A 40 kg slab rests on a frictionless floor as shown in the figure. A 10 kg block rests on the top of the slab. The static coefficient of friction between the block and slab is 0.60 while the kinetic friction is 0.40. The 10 kg block is acted upon by a horizontal force of 100 N. If g = 9.8 m/s², the resulting acceleration of the slab will be.

• A. 1 m/s²
• B. 1.5 m/s²
• C. 2 m/s²
• D. 6 m/s²

Answer 1

The correct option is A

1 m/s²

Step 1. Given data

Mass of the slab, $m_s=40kg$

Mass of the block, $m_b=10kg$

Coefficient of static friction, ${\mu }_s=0.60$

Coefficient of kinetic friction, ${\mu }_k=0.40$

Horizontal force, $F=100newton$

Frictional force $=f$

Acceleration due to gravity, $g=9.8m/s^2$

Step 2. Formula used

$f=\mu mg$

Step 3. Calculation acceleration of block ($a$)

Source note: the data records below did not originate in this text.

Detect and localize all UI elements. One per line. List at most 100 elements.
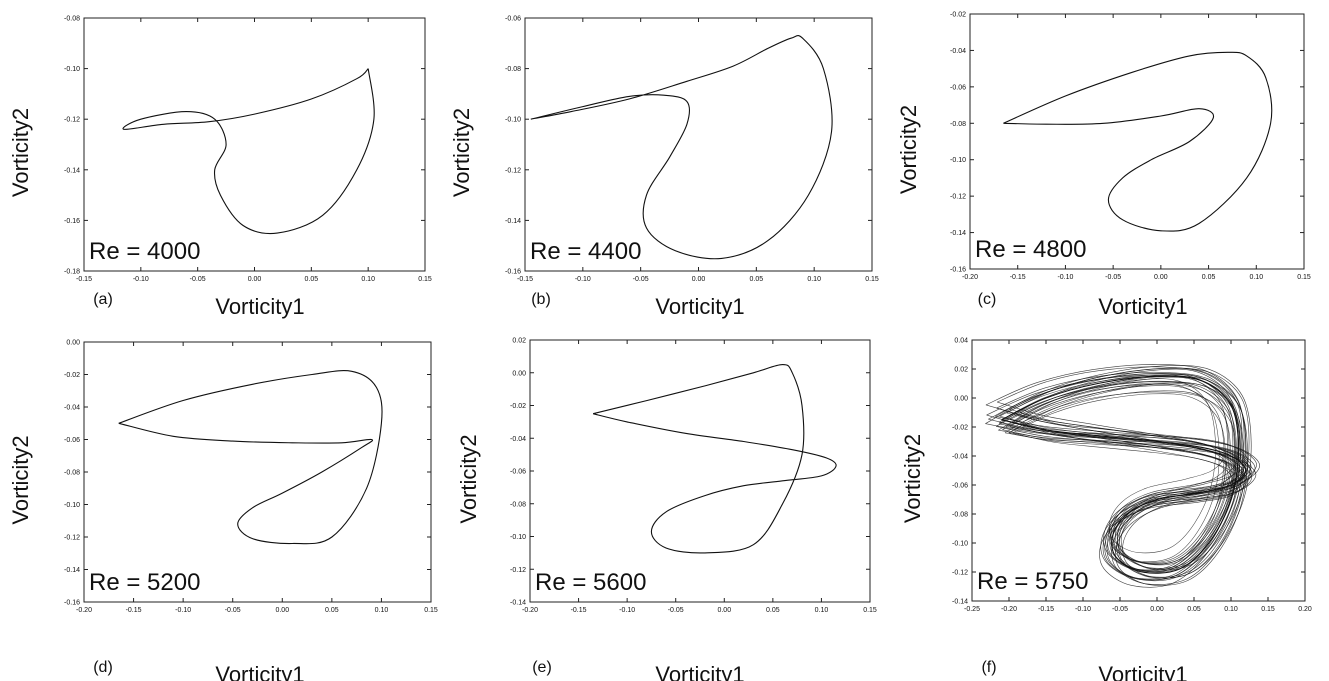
x-tick-label: -0.05 [668,607,684,614]
plot-frame [969,13,1305,270]
y-tick-label: -0.14 [64,567,80,574]
y-tick-label: -0.12 [64,117,80,124]
y-tick-label: -0.16 [64,600,80,607]
plot-frame [529,339,871,603]
y-tick-label: 0.00 [954,396,968,403]
x-tick-label: 0.10 [1249,274,1263,281]
y-tick-label: -0.16 [64,218,80,225]
x-tick-label: 0.15 [1297,274,1311,281]
y-tick-label: 0.02 [512,338,526,345]
y-tick-label: -0.10 [505,117,521,124]
re-annotation: Re = 4000 [89,238,200,265]
x-tick-label: 0.00 [692,276,706,283]
y-axis-label: Vorticity2 [900,434,925,523]
attractor-orbit [986,374,1248,588]
y-tick-label: -0.02 [64,372,80,379]
panel-letter: (d) [93,659,113,676]
x-tick-label: 0.15 [418,276,432,283]
x-tick-label: -0.20 [522,607,538,614]
chart-panel-e: -0.20 -0.15 -0.10 -0.05 0.00 0.05 0.10 0.15 0.02… [456,338,877,681]
attractor-orbit [995,365,1260,579]
y-tick-label: -0.04 [950,48,966,55]
y-tick-label: -0.06 [950,84,966,91]
y-tick-label: -0.04 [952,454,968,461]
chart-panel-d: -0.20 -0.15 -0.10 -0.05 0.00 0.05 0.10 0.15 0.00… [8,340,438,681]
x-tick-label: 0.15 [1261,606,1275,613]
panel-letter: (c) [978,291,997,308]
series-line [1003,51,1273,232]
x-tick-label: 0.00 [1150,606,1164,613]
y-tick-label: -0.16 [505,269,521,276]
y-tick-label: -0.08 [950,121,966,128]
y-tick-label: -0.04 [510,436,526,443]
y-tick-label: -0.08 [64,470,80,477]
series-line [122,68,375,235]
panel-letter: (a) [93,291,113,308]
panel-letter: (f) [981,659,996,676]
chart-panel-a: -0.15 -0.10 -0.05 0.00 0.05 0.10 0.15 -0.08 -0.1… [8,16,432,320]
x-tick-label: -0.10 [1075,606,1091,613]
plot-frame [83,17,426,272]
y-tick-label: -0.10 [952,541,968,548]
y-tick-label: -0.10 [510,534,526,541]
y-tick-label: -0.12 [505,167,521,174]
y-tick-label: -0.02 [950,12,966,19]
attractor-orbit [1022,390,1237,565]
x-tick-label: -0.05 [190,276,206,283]
attractor-orbit [998,374,1252,578]
x-tick-label: -0.15 [571,607,587,614]
x-tick-label: 0.15 [863,607,877,614]
x-tick-label: 0.05 [1202,274,1216,281]
x-axis-label: Vorticity1 [655,294,744,319]
x-axis-label: Vorticity1 [655,662,744,681]
y-axis-label: Vorticity2 [449,108,474,197]
re-annotation: Re = 5600 [535,569,646,596]
attractor-orbit [1008,382,1253,579]
x-tick-label: -0.10 [1057,274,1073,281]
y-tick-label: -0.10 [64,502,80,509]
x-tick-label: -0.20 [76,607,92,614]
x-tick-label: -0.15 [1010,274,1026,281]
series-line [118,370,383,545]
x-tick-label: -0.15 [126,607,142,614]
x-tick-label: 0.05 [1187,606,1201,613]
y-axis-label: Vorticity2 [896,105,921,194]
y-tick-label: -0.10 [950,157,966,164]
plot-frame [83,341,432,603]
y-tick-label: -0.08 [505,66,521,73]
x-tick-label: 0.05 [750,276,764,283]
x-tick-label: 0.00 [248,276,262,283]
x-tick-label: -0.10 [619,607,635,614]
x-tick-label: 0.10 [375,607,389,614]
re-annotation: Re = 5750 [977,568,1088,595]
attractor-orbit [999,376,1241,572]
x-tick-label: 0.05 [766,607,780,614]
y-tick-label: -0.12 [510,567,526,574]
x-tick-label: 0.10 [1224,606,1238,613]
series-line [592,364,837,554]
series-line [530,35,833,260]
attractor-orbit [985,367,1256,585]
x-tick-label: 0.00 [717,607,731,614]
y-tick-label: -0.12 [950,194,966,201]
panel-letter: (e) [532,659,552,676]
y-tick-label: 0.00 [512,370,526,377]
y-tick-label: -0.14 [64,167,80,174]
x-tick-label: -0.25 [964,606,980,613]
x-tick-label: 0.20 [1298,606,1312,613]
y-tick-label: -0.04 [64,405,80,412]
re-annotation: Re = 4800 [975,236,1086,263]
y-tick-label: -0.08 [510,501,526,508]
x-tick-label: -0.15 [76,276,92,283]
y-tick-label: 0.04 [954,338,968,345]
x-tick-label: -0.10 [133,276,149,283]
attractor-orbit [985,364,1252,581]
attractor-orbit [1009,383,1241,572]
x-tick-label: -0.05 [1112,606,1128,613]
x-tick-label: -0.20 [1001,606,1017,613]
y-tick-label: -0.12 [952,570,968,577]
y-tick-label: -0.16 [950,267,966,274]
y-axis-label: Vorticity2 [8,108,33,197]
x-tick-label: -0.05 [1105,274,1121,281]
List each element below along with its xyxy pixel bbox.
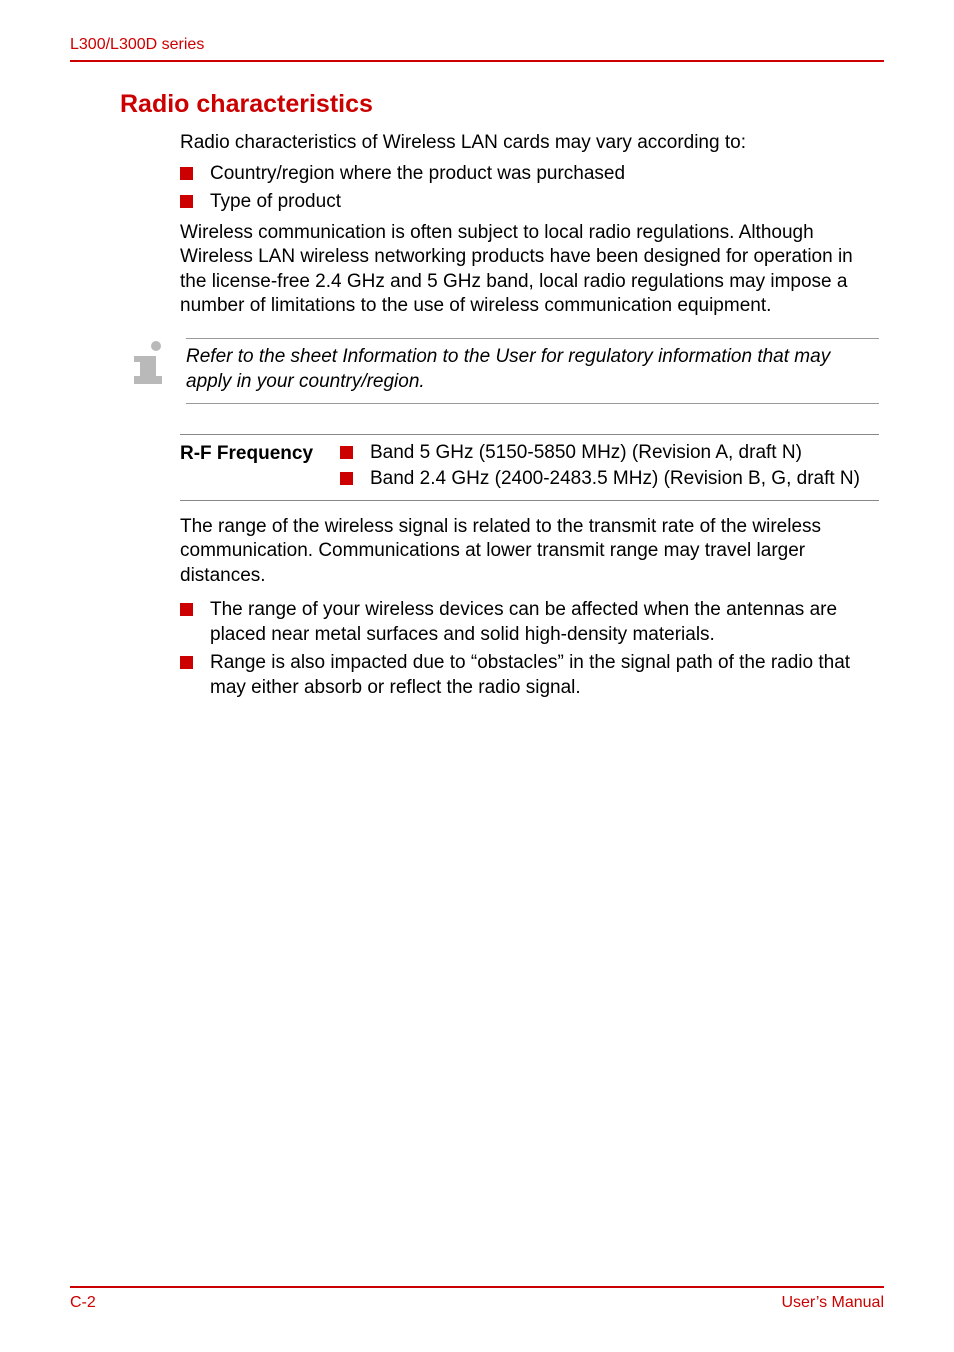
paragraph: Wireless communication is often subject … xyxy=(120,221,879,318)
list-item-text: The range of your wireless devices can b… xyxy=(210,599,837,645)
frequency-label: R-F Frequency xyxy=(180,441,340,465)
bullet-square-icon xyxy=(180,195,193,208)
intro-bullet-list: Country/region where the product was pur… xyxy=(120,162,879,215)
list-item: Country/region where the product was pur… xyxy=(180,162,879,187)
page-header: L300/L300D series xyxy=(70,36,884,62)
page-footer: C-2 User’s Manual xyxy=(70,1286,884,1312)
list-item: Band 5 GHz (5150-5850 MHz) (Revision A, … xyxy=(340,441,860,466)
list-item-text: Band 2.4 GHz (2400-2483.5 MHz) (Revision… xyxy=(370,468,860,489)
frequency-table: R-F Frequency Band 5 GHz (5150-5850 MHz)… xyxy=(180,434,879,501)
list-item-text: Range is also impacted due to “obstacles… xyxy=(210,652,850,698)
footer-page-number: C-2 xyxy=(70,1294,96,1312)
table-row: R-F Frequency Band 5 GHz (5150-5850 MHz)… xyxy=(180,441,879,494)
bullet-square-icon xyxy=(180,603,193,616)
list-item: Band 2.4 GHz (2400-2483.5 MHz) (Revision… xyxy=(340,467,860,492)
header-product-name: L300/L300D series xyxy=(70,36,204,54)
bullet-square-icon xyxy=(340,472,353,485)
bullet-square-icon xyxy=(180,656,193,669)
intro-text: Radio characteristics of Wireless LAN ca… xyxy=(120,131,879,156)
section-title: Radio characteristics xyxy=(120,90,879,119)
paragraph: The range of the wireless signal is rela… xyxy=(120,515,879,588)
list-item: The range of your wireless devices can b… xyxy=(180,598,879,647)
note-callout: Refer to the sheet Information to the Us… xyxy=(120,330,879,413)
list-item-text: Country/region where the product was pur… xyxy=(210,163,625,184)
tail-bullet-list: The range of your wireless devices can b… xyxy=(120,598,879,701)
list-item: Type of product xyxy=(180,190,879,215)
list-item-text: Band 5 GHz (5150-5850 MHz) (Revision A, … xyxy=(370,442,802,463)
list-item: Range is also impacted due to “obstacles… xyxy=(180,651,879,700)
frequency-values: Band 5 GHz (5150-5850 MHz) (Revision A, … xyxy=(340,441,860,494)
bullet-square-icon xyxy=(340,446,353,459)
note-text: Refer to the sheet Information to the Us… xyxy=(186,338,879,403)
footer-manual-label: User’s Manual xyxy=(781,1294,884,1312)
list-item-text: Type of product xyxy=(210,191,341,212)
content-area: Radio characteristics Radio characterist… xyxy=(70,90,884,701)
info-icon xyxy=(120,340,168,388)
page: L300/L300D series Radio characteristics … xyxy=(0,0,954,1352)
bullet-square-icon xyxy=(180,167,193,180)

Force of static friction between block and slab, $f_s={\mu }_m\times m_b\times g$

$$\begin{gathered} f_s=0.6\times 10\times 9.8 \\ {f}_s=58.8newton \end{gathered}$$

Since the applied force (100 N) is greater than the force of static friction (58.8 N), therefore the block will slip over the slab.

Due to the movement of the block, kinetic friction will come into play and kinetic friction force ($F_k$ ) will act on the slab.

The free-body diagram of the block-slab interface is shown below.

Force of kinetic friction, $f_k={\mu }_k\times m_b\times g$

$$\begin{gathered} f_k=0.4\times 10\times 9.8 \\ {f}_k=39.2N \end{gathered}$$

Using Newton's second law of motion,$F=ma$

$a=f_k/m_s$

$$\begin{gathered} a=39.2/40 \\ a=0.98 \\ a=1m/s^2 \end{gathered}$$

Hence, option (a) will be correct.